Alphabet makes up of 5.02% of the John Hancock Multifactor Technology ETF (JHMT) portfolio, lower than the Calamos Focus Growth ETF, but it also offers a significantly lower expense ratio, at just 0.50%.
Even though the phone and the other hardware products are not likely to generate significant revenue, Android is an important part of Google's search ecosystem; what's more, it's likely to help build brand cachet.
"I think it's basically a call option," Bailey noted, saying investors are not counting on much right away from the yet-to-be announced devices. "If these devices work, it'll help upside, but we're not anticipating any meaningful near-term revenue growth from these businesses."
PowerShares NASDAQ Internet Portfolio ETF
PowerShares NASDAQ Internet Portfolio ETF (PNQI) is slightly different from the other two listed in that it owns the Class C shares with the GOOG ticker, which have different voting rights than the Class A GOOGL shares.
Despite that slight difference, Alphabet makes up 7.85% of the fund, one which has an expense ratio of 0.60%.It gives you slightly more exposure to Alphabet's search business, as well as its burgeoning cloud business, one which R.W. Baird analyst Colin Sebastian is positive on, following Google's acquisition of Apigee ( APIC) in early September.
"Google already manages one of the largest networks of applications in the world (i.e.
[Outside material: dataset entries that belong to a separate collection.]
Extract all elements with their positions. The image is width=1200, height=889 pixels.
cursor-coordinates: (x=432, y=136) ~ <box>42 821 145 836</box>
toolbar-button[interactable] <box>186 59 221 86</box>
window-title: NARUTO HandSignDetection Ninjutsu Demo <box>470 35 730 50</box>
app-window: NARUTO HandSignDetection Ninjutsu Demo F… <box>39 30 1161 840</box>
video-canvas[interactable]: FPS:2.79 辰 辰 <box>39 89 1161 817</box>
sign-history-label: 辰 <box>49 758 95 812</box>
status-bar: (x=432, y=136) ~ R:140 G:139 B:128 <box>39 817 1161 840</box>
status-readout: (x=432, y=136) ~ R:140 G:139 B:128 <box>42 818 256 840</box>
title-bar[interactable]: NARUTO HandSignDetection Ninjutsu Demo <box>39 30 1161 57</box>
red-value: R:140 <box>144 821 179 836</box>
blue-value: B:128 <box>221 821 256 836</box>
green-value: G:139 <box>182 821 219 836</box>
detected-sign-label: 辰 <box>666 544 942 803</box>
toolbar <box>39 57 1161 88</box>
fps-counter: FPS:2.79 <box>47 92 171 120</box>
Chrome, Maps, YouTube, Gmail), and adding Apigee's technology to its Cloud Platform provides Google with a more compelling value proposition to prospective customers," Sebastian wrote in a note to clients. "As more companies look to move IT to the cloud given the cost/operational advantages, we believe a robust API management platform can be a differentiating feature for Google's Cloud offering, particularly given the secular trends in mobile apps."